The clinical manifestations of arsenic exposure depend on the level of exposure. High-dose exposure results in rapid onset of severe gastrointestinal disturbance (eg, abdominal pain, vomiting, and diarrhea), as well as tachycardia, hypotension, and vasomotor collapse with possible death (Ghariani et al 1991; Berger and Schaumburg 1996). In addition, CNS dysfunction may occur, which can be transient (eg, organic psychosis, somnolence, or stupor) (O'Shaughnessy and Kraft 1976), or prolonged (eg, behavioral and cognitive problems). If the subject survives acute high-level exposure, the neuropathy begins to manifest within weeks and may continue to worsen for a period of weeks after removal from exposure (coasting). Sensory symptoms including painful paresthesias and numbness predominate. Burning, aching, and tingling are positive sensory phenomena that occur first in the toes and feet, but later in the fingers. Similarly, weakness follows a length-dependent pattern, starting with the feet and later involving the hands. With high-dose exposure or inadequate treatment, the weakness may progress to involve the respiratory muscles and mimic Guillain-Barré syndrome. The deep tendon reflexes are depressed or absent early in the process.

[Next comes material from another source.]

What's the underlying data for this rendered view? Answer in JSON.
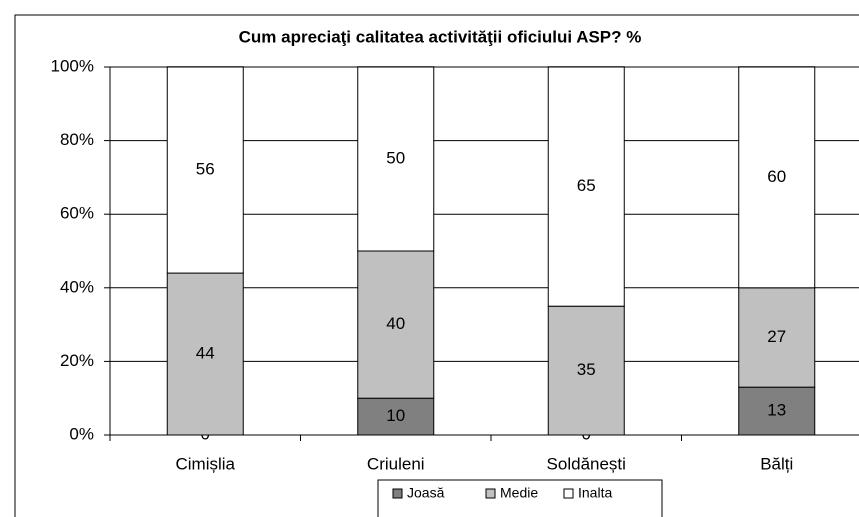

In addition to nervous system manifestations, high-dose toxicity often causes bone marrow suppression and skin changes.
Chronic exposure to lower levels of arsenic results in dermatologic manifestations prior to overt clinical neuropathy. The patient may complain about symptoms of anorexia, malaise, generalized weakness, and vomiting. This is followed by hyperpigmentation of the skin, white transverse lines in the nails (Mee lines), hyperkeratosis, and irritation of the mucous membranes. Although asymptomatic at this point, neuropathy may be detected by careful examination and electrophysiologic testing. Clinical neuropathy characterized by burning and numbness of the feet and later the hands results from continued exposure. This involves both small and large fiber sensory disturbance with resultant difficulties with proprioception, in addition to the dysesthesias. Weakness tends to be mild and limited to the most distal muscles. Recovery is related to the severity of the neuropathy at the onset of treatment. Mild cases recover completely, whereas more serve cases may have significant residua.
The large group of arsenic toxicity patients identified in India by Mukherjee and colleagues and Rahman and colleagues were divided into those that had chronic exposure and those that had subacute evolution of toxicity (Rahman et al 2001; Mukherjee et al 2003). Those with subacute exposure had a much higher incidence of neuropathy (33 of 38 versus 154 of 413). The neuropathy manifestations were similar in both groups with painful paresthesias and other sensory complaints occurring more commonly than motor symptoms or signs. The prognosis of patients in this large cohort conforms to previous experience as described above. The most recent report of a large-group exposure to arsenic involved workers in a copper smelting facility in China (Xu et al 2008). In that series, 45 of 104 workers developed symptoms suggestive of peripheral neuropathy approximately 3 weeks after a subacute (3- to 5-day) exposure to arsenic, and 25 of those 45 workers had abnormal sensory and motor nerve conduction velocity.